According to the Imperial Tobacco web site, all levels of government in Canada collected approximately $8.7 billion in taxes from the sale of tobacco products in 2004. It also notes that: “On average in Canada close to 70% of the price of a carton of cigarettes goes to taxes.”

Senior levels of government actually receive, in taxes, several times the profit of the tobacco companies annually. They are already the biggest beneficiaries of public spending on tobacco products. And yet they clamour for more.

The latest McGuinty cash grab attempts to emulate the MSA (Master Settlement Agreement) state governments in the U.S. reached in 1998. State governments agreed to a $245 billion (U.S.) settlement with tobacco companies, to be paid from future earnings over an extended period of time.

But, here’s the kicker. The MSA cost the tobacco companies nothing. Zip. Pas rein. Nada.

Part of the agreement allowed the tobacco companies to raise prices to cover the costs of the settlement. It was, in fact, a hidden tax on smokers, collected by the tobacco companies and then funneled through the MSA to state governments.

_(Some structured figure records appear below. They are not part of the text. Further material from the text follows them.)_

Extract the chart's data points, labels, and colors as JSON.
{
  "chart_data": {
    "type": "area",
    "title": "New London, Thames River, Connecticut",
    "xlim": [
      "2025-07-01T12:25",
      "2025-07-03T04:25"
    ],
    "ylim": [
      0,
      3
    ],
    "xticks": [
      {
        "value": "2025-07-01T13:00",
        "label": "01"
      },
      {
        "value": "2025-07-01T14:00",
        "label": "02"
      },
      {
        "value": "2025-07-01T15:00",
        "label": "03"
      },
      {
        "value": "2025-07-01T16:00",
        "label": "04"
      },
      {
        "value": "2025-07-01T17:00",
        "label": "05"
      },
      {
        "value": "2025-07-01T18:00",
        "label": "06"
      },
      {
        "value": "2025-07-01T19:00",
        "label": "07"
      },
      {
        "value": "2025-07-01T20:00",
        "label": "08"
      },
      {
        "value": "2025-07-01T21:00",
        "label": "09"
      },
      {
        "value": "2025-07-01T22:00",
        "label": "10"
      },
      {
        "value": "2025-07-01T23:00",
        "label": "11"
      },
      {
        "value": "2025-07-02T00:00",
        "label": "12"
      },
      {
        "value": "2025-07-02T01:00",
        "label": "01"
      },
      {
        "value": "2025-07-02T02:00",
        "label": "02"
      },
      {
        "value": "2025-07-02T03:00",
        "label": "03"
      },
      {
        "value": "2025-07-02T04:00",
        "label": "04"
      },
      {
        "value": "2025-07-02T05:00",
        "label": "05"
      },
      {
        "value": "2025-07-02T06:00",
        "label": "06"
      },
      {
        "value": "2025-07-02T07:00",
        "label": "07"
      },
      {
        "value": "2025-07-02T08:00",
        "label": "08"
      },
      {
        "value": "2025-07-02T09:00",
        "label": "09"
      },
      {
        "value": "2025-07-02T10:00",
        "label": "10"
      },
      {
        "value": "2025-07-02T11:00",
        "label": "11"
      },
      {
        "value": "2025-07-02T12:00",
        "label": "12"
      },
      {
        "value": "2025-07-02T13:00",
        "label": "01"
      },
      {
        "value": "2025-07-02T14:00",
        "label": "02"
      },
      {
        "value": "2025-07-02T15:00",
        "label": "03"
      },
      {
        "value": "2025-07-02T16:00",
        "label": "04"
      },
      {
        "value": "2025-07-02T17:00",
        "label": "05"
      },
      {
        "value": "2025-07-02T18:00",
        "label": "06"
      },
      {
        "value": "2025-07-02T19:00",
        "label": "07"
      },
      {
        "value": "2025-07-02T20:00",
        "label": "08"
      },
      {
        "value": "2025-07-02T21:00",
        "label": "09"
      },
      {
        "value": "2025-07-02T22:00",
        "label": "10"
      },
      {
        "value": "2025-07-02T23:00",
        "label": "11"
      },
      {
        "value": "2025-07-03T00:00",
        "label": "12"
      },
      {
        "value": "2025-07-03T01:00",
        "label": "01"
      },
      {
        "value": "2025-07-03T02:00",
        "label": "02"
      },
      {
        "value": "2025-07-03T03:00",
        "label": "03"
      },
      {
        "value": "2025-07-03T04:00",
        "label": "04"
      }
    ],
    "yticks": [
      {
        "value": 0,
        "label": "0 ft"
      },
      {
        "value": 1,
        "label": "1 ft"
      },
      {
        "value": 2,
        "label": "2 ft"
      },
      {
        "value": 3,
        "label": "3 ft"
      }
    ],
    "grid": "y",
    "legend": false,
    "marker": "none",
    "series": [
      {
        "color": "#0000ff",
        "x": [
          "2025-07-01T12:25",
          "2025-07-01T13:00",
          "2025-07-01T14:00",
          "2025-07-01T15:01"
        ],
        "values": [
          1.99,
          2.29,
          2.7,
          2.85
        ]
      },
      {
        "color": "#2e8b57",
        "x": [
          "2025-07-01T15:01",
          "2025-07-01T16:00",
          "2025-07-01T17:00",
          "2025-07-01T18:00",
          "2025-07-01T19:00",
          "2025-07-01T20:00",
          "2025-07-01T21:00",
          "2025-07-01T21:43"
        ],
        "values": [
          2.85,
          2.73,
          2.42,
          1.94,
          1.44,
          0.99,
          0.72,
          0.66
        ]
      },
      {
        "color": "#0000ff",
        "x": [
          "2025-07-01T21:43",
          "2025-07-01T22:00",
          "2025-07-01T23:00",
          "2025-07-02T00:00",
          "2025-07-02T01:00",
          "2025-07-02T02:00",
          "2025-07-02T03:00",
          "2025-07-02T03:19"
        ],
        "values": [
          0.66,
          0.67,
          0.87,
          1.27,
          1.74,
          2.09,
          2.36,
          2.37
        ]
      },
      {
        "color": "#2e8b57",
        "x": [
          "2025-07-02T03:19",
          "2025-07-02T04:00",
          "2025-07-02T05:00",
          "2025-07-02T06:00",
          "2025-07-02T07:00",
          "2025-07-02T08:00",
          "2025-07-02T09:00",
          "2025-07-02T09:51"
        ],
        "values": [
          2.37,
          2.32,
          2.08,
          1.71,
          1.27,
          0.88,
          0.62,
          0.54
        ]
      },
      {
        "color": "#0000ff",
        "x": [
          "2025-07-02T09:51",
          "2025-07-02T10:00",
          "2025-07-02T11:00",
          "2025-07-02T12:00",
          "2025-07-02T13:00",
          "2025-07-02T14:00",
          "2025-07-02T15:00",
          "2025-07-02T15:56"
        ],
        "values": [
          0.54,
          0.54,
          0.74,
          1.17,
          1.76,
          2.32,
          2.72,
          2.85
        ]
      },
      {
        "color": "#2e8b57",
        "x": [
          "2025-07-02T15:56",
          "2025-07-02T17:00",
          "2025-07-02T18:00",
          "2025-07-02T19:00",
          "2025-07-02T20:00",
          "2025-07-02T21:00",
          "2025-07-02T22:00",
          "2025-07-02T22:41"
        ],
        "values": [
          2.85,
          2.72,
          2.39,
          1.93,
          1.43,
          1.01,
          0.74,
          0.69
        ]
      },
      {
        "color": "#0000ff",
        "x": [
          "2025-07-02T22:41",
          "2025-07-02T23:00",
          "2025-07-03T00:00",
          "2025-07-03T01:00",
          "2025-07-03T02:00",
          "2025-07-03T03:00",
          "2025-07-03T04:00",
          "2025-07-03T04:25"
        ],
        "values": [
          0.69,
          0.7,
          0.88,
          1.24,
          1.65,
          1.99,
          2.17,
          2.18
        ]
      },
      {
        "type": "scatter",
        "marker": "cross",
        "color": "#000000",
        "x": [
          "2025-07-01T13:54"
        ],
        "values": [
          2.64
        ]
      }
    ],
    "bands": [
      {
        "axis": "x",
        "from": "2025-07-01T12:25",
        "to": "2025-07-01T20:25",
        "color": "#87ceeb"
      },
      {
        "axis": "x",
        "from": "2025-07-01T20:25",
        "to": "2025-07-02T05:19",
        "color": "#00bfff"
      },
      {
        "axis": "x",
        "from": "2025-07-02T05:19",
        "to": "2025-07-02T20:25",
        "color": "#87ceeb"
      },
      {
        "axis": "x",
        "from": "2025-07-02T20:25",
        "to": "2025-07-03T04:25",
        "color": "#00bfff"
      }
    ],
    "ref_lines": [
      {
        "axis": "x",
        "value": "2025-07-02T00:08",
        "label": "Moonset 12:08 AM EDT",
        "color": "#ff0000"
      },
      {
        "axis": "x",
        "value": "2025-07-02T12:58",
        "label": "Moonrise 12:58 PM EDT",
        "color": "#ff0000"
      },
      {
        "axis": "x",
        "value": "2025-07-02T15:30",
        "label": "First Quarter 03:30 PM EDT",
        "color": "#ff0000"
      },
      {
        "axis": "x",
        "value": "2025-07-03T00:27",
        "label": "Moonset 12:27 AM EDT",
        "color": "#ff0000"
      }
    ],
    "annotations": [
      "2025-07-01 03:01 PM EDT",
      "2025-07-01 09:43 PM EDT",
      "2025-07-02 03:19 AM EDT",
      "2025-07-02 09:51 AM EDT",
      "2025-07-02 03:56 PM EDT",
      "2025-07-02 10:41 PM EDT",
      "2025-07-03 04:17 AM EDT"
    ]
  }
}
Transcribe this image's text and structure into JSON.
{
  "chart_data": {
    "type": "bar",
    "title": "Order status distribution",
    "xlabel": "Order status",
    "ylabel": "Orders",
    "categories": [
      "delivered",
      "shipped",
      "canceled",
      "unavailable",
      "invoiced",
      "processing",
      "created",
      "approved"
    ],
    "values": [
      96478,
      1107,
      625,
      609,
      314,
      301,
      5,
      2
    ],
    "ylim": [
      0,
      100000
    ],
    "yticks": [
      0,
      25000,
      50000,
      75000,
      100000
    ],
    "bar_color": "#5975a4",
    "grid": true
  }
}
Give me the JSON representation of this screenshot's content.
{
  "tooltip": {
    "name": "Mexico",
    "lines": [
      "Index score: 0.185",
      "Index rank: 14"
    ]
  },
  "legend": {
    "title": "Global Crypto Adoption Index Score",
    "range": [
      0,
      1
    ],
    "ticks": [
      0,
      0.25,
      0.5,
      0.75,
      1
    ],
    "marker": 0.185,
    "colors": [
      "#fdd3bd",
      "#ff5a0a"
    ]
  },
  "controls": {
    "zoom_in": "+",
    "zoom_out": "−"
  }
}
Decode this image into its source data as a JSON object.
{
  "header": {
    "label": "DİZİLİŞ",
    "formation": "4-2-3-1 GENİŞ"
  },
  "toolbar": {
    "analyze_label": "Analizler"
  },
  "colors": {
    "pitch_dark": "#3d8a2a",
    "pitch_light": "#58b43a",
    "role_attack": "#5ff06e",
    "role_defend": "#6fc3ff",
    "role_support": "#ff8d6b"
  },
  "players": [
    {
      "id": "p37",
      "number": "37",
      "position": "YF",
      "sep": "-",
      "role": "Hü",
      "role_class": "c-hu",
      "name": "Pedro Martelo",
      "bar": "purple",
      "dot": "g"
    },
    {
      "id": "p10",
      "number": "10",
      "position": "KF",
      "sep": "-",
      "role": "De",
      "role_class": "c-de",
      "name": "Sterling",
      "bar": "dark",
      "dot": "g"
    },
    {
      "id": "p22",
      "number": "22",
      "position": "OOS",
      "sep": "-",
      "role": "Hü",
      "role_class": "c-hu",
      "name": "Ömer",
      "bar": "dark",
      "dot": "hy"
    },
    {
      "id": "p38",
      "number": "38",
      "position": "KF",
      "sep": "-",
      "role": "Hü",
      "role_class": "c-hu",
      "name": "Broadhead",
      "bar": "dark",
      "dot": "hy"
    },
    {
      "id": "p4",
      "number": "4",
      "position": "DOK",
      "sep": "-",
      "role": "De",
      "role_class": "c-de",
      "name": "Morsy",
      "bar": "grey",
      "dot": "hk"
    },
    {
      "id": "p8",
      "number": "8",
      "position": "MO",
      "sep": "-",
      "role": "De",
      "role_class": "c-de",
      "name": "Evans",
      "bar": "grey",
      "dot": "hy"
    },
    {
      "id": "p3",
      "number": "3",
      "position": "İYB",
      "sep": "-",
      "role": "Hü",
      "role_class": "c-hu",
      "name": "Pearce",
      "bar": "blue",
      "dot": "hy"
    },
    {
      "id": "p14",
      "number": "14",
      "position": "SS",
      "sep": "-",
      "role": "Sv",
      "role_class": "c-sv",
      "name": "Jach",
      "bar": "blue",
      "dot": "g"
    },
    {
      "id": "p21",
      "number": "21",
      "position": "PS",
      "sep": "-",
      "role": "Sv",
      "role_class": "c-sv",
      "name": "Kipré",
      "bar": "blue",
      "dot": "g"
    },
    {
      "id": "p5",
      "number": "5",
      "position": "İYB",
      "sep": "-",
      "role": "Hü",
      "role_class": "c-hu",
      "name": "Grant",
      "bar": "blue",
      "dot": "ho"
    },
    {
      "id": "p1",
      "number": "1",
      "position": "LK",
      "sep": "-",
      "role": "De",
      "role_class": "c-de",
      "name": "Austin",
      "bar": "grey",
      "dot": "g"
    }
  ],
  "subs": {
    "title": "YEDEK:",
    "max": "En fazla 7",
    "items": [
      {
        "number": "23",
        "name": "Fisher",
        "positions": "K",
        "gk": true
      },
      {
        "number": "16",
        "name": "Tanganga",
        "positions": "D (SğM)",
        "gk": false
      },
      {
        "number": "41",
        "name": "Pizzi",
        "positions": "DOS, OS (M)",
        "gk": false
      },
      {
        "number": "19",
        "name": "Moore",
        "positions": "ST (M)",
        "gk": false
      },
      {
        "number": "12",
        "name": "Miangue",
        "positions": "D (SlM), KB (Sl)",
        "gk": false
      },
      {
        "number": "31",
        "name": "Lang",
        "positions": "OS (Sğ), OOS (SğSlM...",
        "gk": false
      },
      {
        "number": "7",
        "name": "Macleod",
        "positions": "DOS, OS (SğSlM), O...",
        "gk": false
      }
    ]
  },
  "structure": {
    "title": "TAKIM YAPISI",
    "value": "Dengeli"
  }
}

Nor did the payments from the MSA go to cover the health care costs of smokers. The money was used to build bridges, roads, golf courses and a host of other non-health related projects. In addition, many states have borrowed heavily, in the form of bond issues, against future earnings from the MSA.

The agreement reached in the US, in fact, creates a paradox where state governments are dependent on future sales of tobacco products while at the same time they are committed to reducing tobacco consumption. If cigarette consumption drops, so does revenue from the agreement.

Said Michael Perley of OCAT (Ontario Campaign for Action on Tobacco), in reference to the anticipated lawsuit: "We could be looking at a $50 to $60 billion amount."

Mr. Perly is dreaming in Technicolor. It will be much more difficult to prove their allegations in a court of law than it has been in the court of public opinion. The government will have to use real evidence, not anti-smoker slogans and suspect science. And, they won’t be able to control the court like they control the media.

And, it will be interesting to hear the government explain, to the court and the public, their money-grubbing complicity in the whole affair.